Setting a Good Example with Passwords
After hearing some random people shout their passwords out, we as Programmers (and other IT peoples) should set a good example.
Recently, in my travels (in the travel agent), the lady serving me was unsure of how to book a couple of gnarly tickets, so she called one of the other staff members over. She had to log on to a new system to do it and was told, right in front of me, the username and password of the system. Further to this, I saw the web address of the site and was blatently public facing. I had all the details to be able to log on!
I told here that I would try and 'forget' those details straight away. She knew I worked in IT and said "I guess you forget them all the time with having so many with your type of work". I said "Quite the opposite, it's exactly those sorts of things I remember". I was quite shocked at the plain inability to understand what passwords are actually used for - not that their password was any good anyhow.
Another time on my travels on the train, two school girls were talking about doing their homework on their parent's computers. One stated that she tried for an hour to log in to her Dad's machine by guessing the password. In the end she realised that no password had actually been set! This isn't so major, but it does make you think.
These two examples obviously show that we still need to educate the people regarding the security and effectiveness of having a good password.
It seems that most of us IT people know what constitutes a good password. You know, the usual no dictionary words, mixture of letters, characters and symbols, of a reasonable length and of course the old favourite, don't write it down.
But at various times (usually working with other systems) I have had the misfortune of coming across a list of usernames with their respective plain-text passwords. I mean come on, if we expect users to be sensible with their passwords, then we also have to be with them too.

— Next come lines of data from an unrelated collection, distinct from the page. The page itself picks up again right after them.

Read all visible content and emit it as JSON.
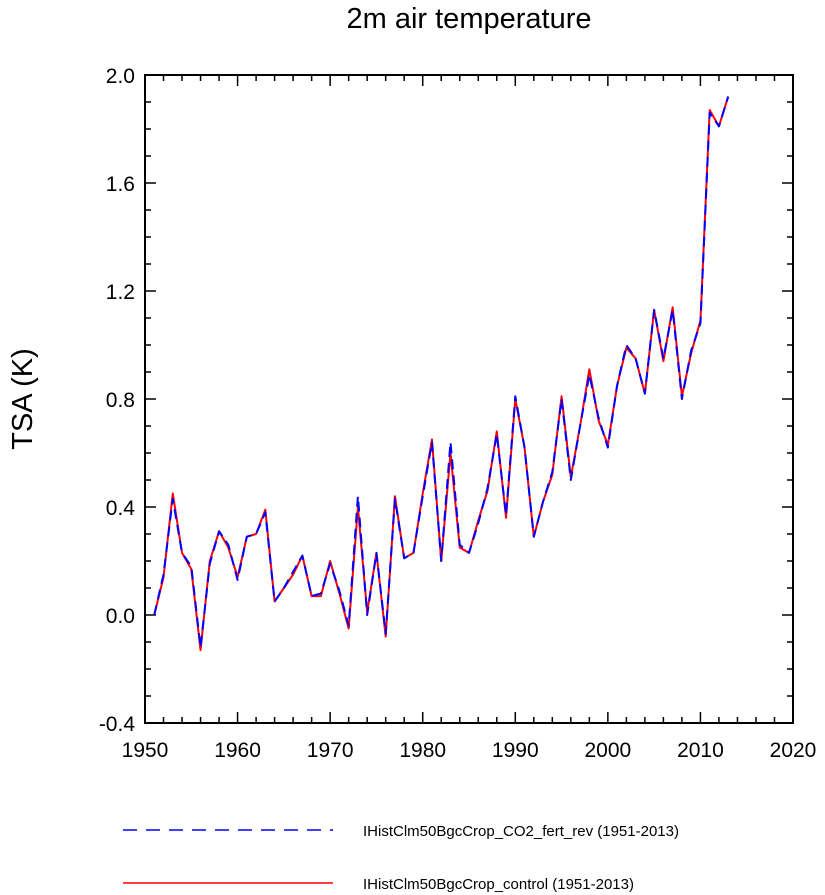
{
  "chart_data": {
    "type": "line",
    "title": "2m air temperature",
    "xlabel": "",
    "ylabel": "TSA  (K)",
    "xlim": [
      1950,
      2020
    ],
    "ylim": [
      -0.4,
      2.0
    ],
    "xticks": [
      "1950",
      "1960",
      "1970",
      "1980",
      "1990",
      "2000",
      "2010",
      "2020"
    ],
    "yticks": [
      "-0.4",
      "0.0",
      "0.4",
      "0.8",
      "1.2",
      "1.6",
      "2.0"
    ],
    "grid": false,
    "legend_position": "bottom",
    "x": [
      1951,
      1952,
      1953,
      1954,
      1955,
      1956,
      1957,
      1958,
      1959,
      1960,
      1961,
      1962,
      1963,
      1964,
      1965,
      1966,
      1967,
      1968,
      1969,
      1970,
      1971,
      1972,
      1973,
      1974,
      1975,
      1976,
      1977,
      1978,
      1979,
      1980,
      1981,
      1982,
      1983,
      1984,
      1985,
      1986,
      1987,
      1988,
      1989,
      1990,
      1991,
      1992,
      1993,
      1994,
      1995,
      1996,
      1997,
      1998,
      1999,
      2000,
      2001,
      2002,
      2003,
      2004,
      2005,
      2006,
      2007,
      2008,
      2009,
      2010,
      2011,
      2012,
      2013
    ],
    "series": [
      {
        "name": "IHistClm50BgcCrop_CO2_fert_rev (1951-2013)",
        "color": "#0000ff",
        "dash": "dashed",
        "values": [
          0.0,
          0.15,
          0.43,
          0.23,
          0.18,
          -0.12,
          0.19,
          0.31,
          0.26,
          0.13,
          0.29,
          0.3,
          0.38,
          0.05,
          0.1,
          0.16,
          0.22,
          0.07,
          0.08,
          0.19,
          0.09,
          -0.04,
          0.44,
          0.0,
          0.23,
          -0.07,
          0.43,
          0.21,
          0.23,
          0.44,
          0.64,
          0.2,
          0.64,
          0.26,
          0.23,
          0.34,
          0.47,
          0.67,
          0.37,
          0.81,
          0.62,
          0.29,
          0.42,
          0.53,
          0.8,
          0.5,
          0.7,
          0.89,
          0.73,
          0.62,
          0.85,
          1.0,
          0.95,
          0.82,
          1.13,
          0.95,
          1.13,
          0.8,
          0.98,
          1.08,
          1.86,
          1.81,
          1.92
        ]
      },
      {
        "name": "IHistClm50BgcCrop_control (1951-2013)",
        "color": "#ff0000",
        "dash": "solid",
        "values": [
          0.0,
          0.14,
          0.45,
          0.23,
          0.17,
          -0.13,
          0.2,
          0.31,
          0.25,
          0.14,
          0.29,
          0.3,
          0.39,
          0.05,
          0.1,
          0.15,
          0.22,
          0.07,
          0.07,
          0.2,
          0.08,
          -0.05,
          0.4,
          0.01,
          0.23,
          -0.08,
          0.44,
          0.21,
          0.23,
          0.45,
          0.65,
          0.2,
          0.6,
          0.25,
          0.23,
          0.35,
          0.46,
          0.68,
          0.36,
          0.8,
          0.62,
          0.29,
          0.42,
          0.52,
          0.81,
          0.51,
          0.7,
          0.91,
          0.72,
          0.63,
          0.85,
          0.99,
          0.95,
          0.82,
          1.13,
          0.94,
          1.14,
          0.81,
          0.97,
          1.09,
          1.87,
          1.81,
          1.92
        ]
      }
    ]
  }
}
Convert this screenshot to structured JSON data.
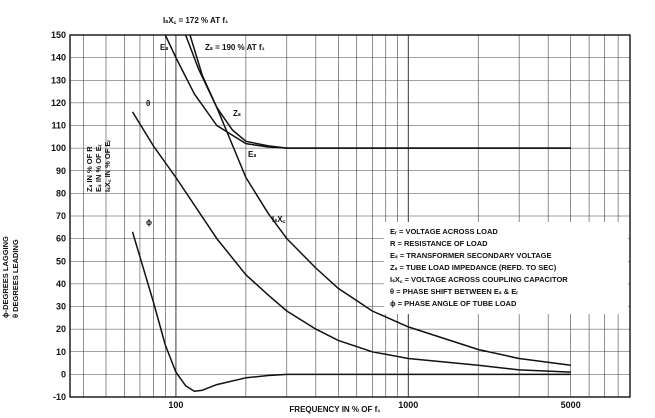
{
  "chart_data": {
    "type": "line",
    "title": "",
    "xlabel": "FREQUENCY IN % OF f₁",
    "x_scale": "log",
    "xlim": [
      35,
      9000
    ],
    "ylim": [
      -10,
      150
    ],
    "grid": true,
    "x_ticks": [
      100,
      1000,
      5000
    ],
    "x_tick_labels": [
      "100",
      "1000",
      "5000"
    ],
    "y_ticks": [
      -10,
      0,
      10,
      20,
      30,
      40,
      50,
      60,
      70,
      80,
      90,
      100,
      110,
      120,
      130,
      140,
      150
    ],
    "y_tick_labels": [
      "-10",
      "0",
      "10",
      "20",
      "30",
      "40",
      "50",
      "60",
      "70",
      "80",
      "90",
      "100",
      "110",
      "120",
      "130",
      "140",
      "150"
    ],
    "ylabels": [
      "ϕ-DEGREES LAGGING",
      "θ DEGREES LEADING",
      "Zₛ IN % OF R",
      "Eₛ IN % OF Eᵣ",
      "IₛX꜀ IN % OF Eᵣ"
    ],
    "series": [
      {
        "name": "Eₛ",
        "x": [
          90,
          100,
          120,
          150,
          200,
          250,
          300,
          500,
          1000,
          3000,
          5000
        ],
        "y": [
          150,
          140,
          124,
          110,
          102,
          100.5,
          100,
          100,
          100,
          100,
          100
        ]
      },
      {
        "name": "Zₛ",
        "x": [
          110,
          125,
          150,
          175,
          200,
          250,
          300,
          500,
          1000,
          3000,
          5000
        ],
        "y": [
          150,
          135,
          118,
          108,
          103,
          101,
          100,
          100,
          100,
          100,
          100
        ]
      },
      {
        "name": "IₛX꜀",
        "x": [
          115,
          130,
          150,
          200,
          250,
          300,
          400,
          500,
          700,
          1000,
          2000,
          3000,
          5000
        ],
        "y": [
          150,
          132,
          118,
          87,
          71,
          60,
          47,
          38,
          28,
          21,
          11,
          7,
          4
        ]
      },
      {
        "name": "θ",
        "x": [
          65,
          80,
          100,
          150,
          200,
          250,
          300,
          400,
          500,
          700,
          1000,
          2000,
          3000,
          5000
        ],
        "y": [
          116,
          101,
          87,
          60,
          44,
          35,
          28,
          20,
          15,
          10,
          7,
          4,
          2,
          1
        ]
      },
      {
        "name": "ϕ",
        "x": [
          65,
          70,
          80,
          90,
          100,
          110,
          120,
          130,
          150,
          200,
          250,
          300,
          500,
          1000,
          5000
        ],
        "y": [
          63,
          52,
          32,
          13,
          1,
          -5,
          -7.5,
          -7,
          -4.5,
          -1.5,
          -0.5,
          0,
          0,
          0,
          0
        ]
      }
    ],
    "annotations": [
      {
        "text": "IₛX꜀ = 172 % AT f₁"
      },
      {
        "text": "Zₛ = 190 % AT f₁"
      },
      {
        "text": "Eₛ"
      },
      {
        "text": "Zₛ"
      },
      {
        "text": "Eₛ"
      },
      {
        "text": "IₛX꜀"
      },
      {
        "text": "θ"
      },
      {
        "text": "ϕ"
      }
    ],
    "legend": {
      "placement": "right",
      "entries": [
        "Eᵣ = VOLTAGE ACROSS LOAD",
        "R = RESISTANCE OF LOAD",
        "Eₛ = TRANSFORMER SECONDARY VOLTAGE",
        "Zₛ = TUBE LOAD IMPEDANCE (REFD. TO SEC)",
        "IₛX꜀ = VOLTAGE ACROSS COUPLING CAPACITOR",
        "θ = PHASE SHIFT BETWEEN Eₛ & Eᵣ",
        "ϕ = PHASE ANGLE OF TUBE LOAD"
      ]
    }
  }
}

Over the past year or so, I've changed the way I deal with passwords. Originally I would get the password and do an MD5 hash of it prior to storing. This seemed good at the time, but it's not really since a lot of people still use dictionary words and with sites like md5 reverse lookup around they can sometimes be figured out if the hashed passwords get into the wrong hands. Try this 8b1a9953c4611296a827abf8c47804d7 for starters.
The next stage in my password adventure, I started hashing the password with a 'seed' string. As an example, if the password entered was 'TryMe' and my seed was 'Xg7*e#q!', the hash would use 'Xg7*e#q!TryMe'. This helps, but these days modern computers can reverse engineer the hash within a reasonable length of time, especially if it isn't that long. Armed with the reversed password of a few hashes, the seed (whether tacked on at the start or end) can be figured out and then used to reverse engineer the others more quickly.
Recently, I've taken it a step further and now use both a common seed of random letters, numbers and symbols 8 characters long prepended to the password, followed by another 8 random characters which are unique to that user. This way, even if the common seed can be found by reversing a few hashes, the random characters at the end both lengthens the password and makes sure that dictionary attacks don't suceed. Therefore, unlike the previous example (where a lookup table can then be used), to retrieve each and every password a very lengthy reverse engineering process would have to be undertaken.
As a quick example, if the common seed was as above, the string to be hashed could look like 'Xg7*e#q!TryMekP)i$dYn'.
This is where I'm up to at the moment and I'm a lot happier for it. I'm sure there are probably more ways of doing it to strengthen the password encoding so if anyone has any more hints and tips, I'd be happy to hear them.
But more importantly, let's finally start handling passwords with as much care as we tell our non-computer literate friends and family.